If the book has a weakness, it is simply the pace. With so many essays included, some of them pass quickly, leaving the reader wanting more time with certain arguments or themes. That said, this is also part of the book’s strength. There is an extraordinary amount of insight packed into a relatively compact volume, and I found it consistently engaging because of that density.
This is a highly recommended read for anyone interested in Reconstruction, Black history in the United States, or the evolving meaning of freedom in American life. It rewards careful reading and offers a valuable window into both the books discussed and Foner’s own intellectual journey.
Eric Foner is one of the most revered scholars of 19th-century America, having written the definitive history of Reconstruction. This collection of essays and book reviews written from approximately the late 1990s to the present, presents the reader (or listener, in this case, since I listened to the audio version) with a strong introduction to Foner's work and his viewpoint. As someone interested in the study of the study of history, my attention naturally turned to Foner's review of a book about C. Vann Woodward and the introduction he wrote for a book on Richard Hofstadter. Presenting Foner's works in digestible, bite-sized chunks is a good way for the casual reader to go further into Foner's deeper work, especially on Reconstruction.

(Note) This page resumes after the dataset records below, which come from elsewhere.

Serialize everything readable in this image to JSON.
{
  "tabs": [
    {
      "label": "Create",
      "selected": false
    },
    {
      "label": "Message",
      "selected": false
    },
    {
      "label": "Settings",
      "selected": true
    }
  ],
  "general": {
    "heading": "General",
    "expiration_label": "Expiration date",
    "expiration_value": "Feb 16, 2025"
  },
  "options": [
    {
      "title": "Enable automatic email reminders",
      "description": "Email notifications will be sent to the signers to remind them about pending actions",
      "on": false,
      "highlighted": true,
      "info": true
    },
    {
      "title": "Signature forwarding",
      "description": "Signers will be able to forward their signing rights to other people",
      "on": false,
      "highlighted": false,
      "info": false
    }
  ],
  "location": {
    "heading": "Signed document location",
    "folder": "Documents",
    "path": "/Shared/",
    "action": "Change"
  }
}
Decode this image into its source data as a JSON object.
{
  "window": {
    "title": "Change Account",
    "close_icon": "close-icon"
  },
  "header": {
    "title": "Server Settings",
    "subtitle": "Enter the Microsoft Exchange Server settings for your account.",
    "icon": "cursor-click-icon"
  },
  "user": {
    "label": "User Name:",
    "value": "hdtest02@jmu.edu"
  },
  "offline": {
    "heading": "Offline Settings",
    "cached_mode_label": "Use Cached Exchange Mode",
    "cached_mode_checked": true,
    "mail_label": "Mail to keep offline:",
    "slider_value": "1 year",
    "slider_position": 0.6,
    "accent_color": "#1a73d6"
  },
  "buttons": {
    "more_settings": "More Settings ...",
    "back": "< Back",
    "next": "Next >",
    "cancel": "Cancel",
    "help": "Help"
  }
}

This was a little dry but overall I enjoyed this essay collection. Some of these are particularly poignant considering the current political situation in America. I liked how even the essays that were reviews explained things. My only issue was these did get a little repetitive because information was repeated over and over again simply due to the essays being on similar topics and written at different times. For example, the stuff on Lincoln and Reconstruction was repeated over and over again.
A fascinating exploration of history mostly through reviews of historical writings. I endorse the holistic understanding of history presented in these essays. In fact, I’ve compiled a list of books from these reviews to add to my reading list. The final essay’s thesis is particularly poignant, without a universal understanding of our shared history the nation has become more divided.

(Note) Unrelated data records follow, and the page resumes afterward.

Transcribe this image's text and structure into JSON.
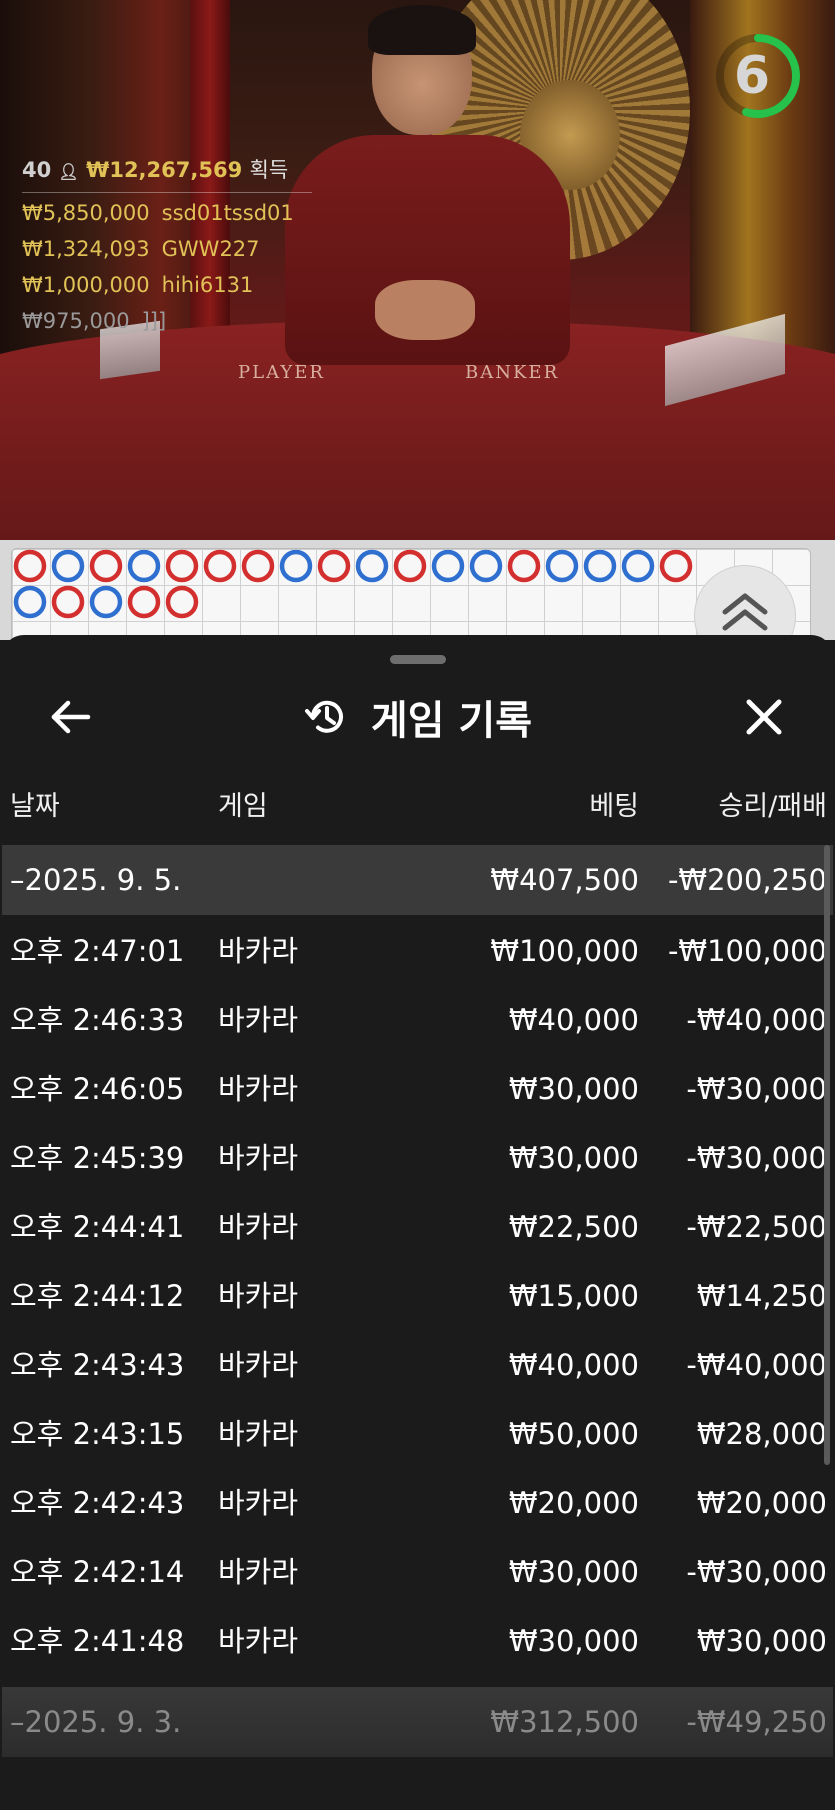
{
  "stream": {
    "table_labels": {
      "player": "PLAYER",
      "banker": "BANKER"
    },
    "winners": {
      "header": {
        "count": "40",
        "total": "₩12,267,569",
        "label": "획득"
      },
      "list": [
        {
          "amount": "₩5,850,000",
          "name": "ssd01tssd01"
        },
        {
          "amount": "₩1,324,093",
          "name": "GWW227"
        },
        {
          "amount": "₩1,000,000",
          "name": "hihi6131"
        },
        {
          "amount": "₩975,000",
          "name": "]]]"
        }
      ]
    },
    "countdown": {
      "value": "6",
      "remaining_fraction": 0.55
    },
    "colors": {
      "player": "#2f6fd0",
      "banker": "#d32f2f",
      "tie": "#2e9e3e",
      "timer": "#27c24c",
      "winner_text": "#e1c257"
    }
  },
  "road_map": {
    "bead_row1": [
      "B",
      "P",
      "B",
      "P",
      "B",
      "B",
      "B",
      "P",
      "B",
      "P",
      "B",
      "P",
      "P",
      "B",
      "P",
      "P",
      "P",
      "B"
    ],
    "bead_row2": [
      "P",
      "B",
      "P",
      "B",
      "B"
    ]
  },
  "panel": {
    "title": "게임 기록",
    "icons": {
      "back": "back-arrow-icon",
      "history": "history-icon",
      "close": "close-icon",
      "expand": "chevron-up-double-icon"
    },
    "columns": {
      "date": "날짜",
      "game": "게임",
      "bet": "베팅",
      "result": "승리/패배"
    },
    "day1": {
      "date": "–2025. 9. 5.",
      "bet": "₩407,500",
      "result": "-₩200,250"
    },
    "rows": [
      {
        "time": "오후 2:47:01",
        "game": "바카라",
        "bet": "₩100,000",
        "result": "-₩100,000"
      },
      {
        "time": "오후 2:46:33",
        "game": "바카라",
        "bet": "₩40,000",
        "result": "-₩40,000"
      },
      {
        "time": "오후 2:46:05",
        "game": "바카라",
        "bet": "₩30,000",
        "result": "-₩30,000"
      },
      {
        "time": "오후 2:45:39",
        "game": "바카라",
        "bet": "₩30,000",
        "result": "-₩30,000"
      },
      {
        "time": "오후 2:44:41",
        "game": "바카라",
        "bet": "₩22,500",
        "result": "-₩22,500"
      },
      {
        "time": "오후 2:44:12",
        "game": "바카라",
        "bet": "₩15,000",
        "result": "₩14,250"
      },
      {
        "time": "오후 2:43:43",
        "game": "바카라",
        "bet": "₩40,000",
        "result": "-₩40,000"
      },
      {
        "time": "오후 2:43:15",
        "game": "바카라",
        "bet": "₩50,000",
        "result": "₩28,000"
      },
      {
        "time": "오후 2:42:43",
        "game": "바카라",
        "bet": "₩20,000",
        "result": "₩20,000"
      },
      {
        "time": "오후 2:42:14",
        "game": "바카라",
        "bet": "₩30,000",
        "result": "-₩30,000"
      },
      {
        "time": "오후 2:41:48",
        "game": "바카라",
        "bet": "₩30,000",
        "result": "₩30,000"
      }
    ],
    "day2": {
      "date": "–2025. 9. 3.",
      "bet": "₩312,500",
      "result": "-₩49,250"
    }
  }
}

What a fascinating structure for a book. I have read Foner's previous works and wasn't sure what to expect; this was a great way to get a short overview of a subject while simultaneously learning new works to dive into.
A clear-eyed reminder that American freedoms were never guaranteed and are never finished. Foner is measured rather than alarmist, but the cumulative effect is quietly unsettling. A book that deepens the present by refusing to simplify the past.
Want a list of history/sociology books to read, but lack the time to read them all? Foner's read them, and offers his reviews - along with other essays on the American experiment.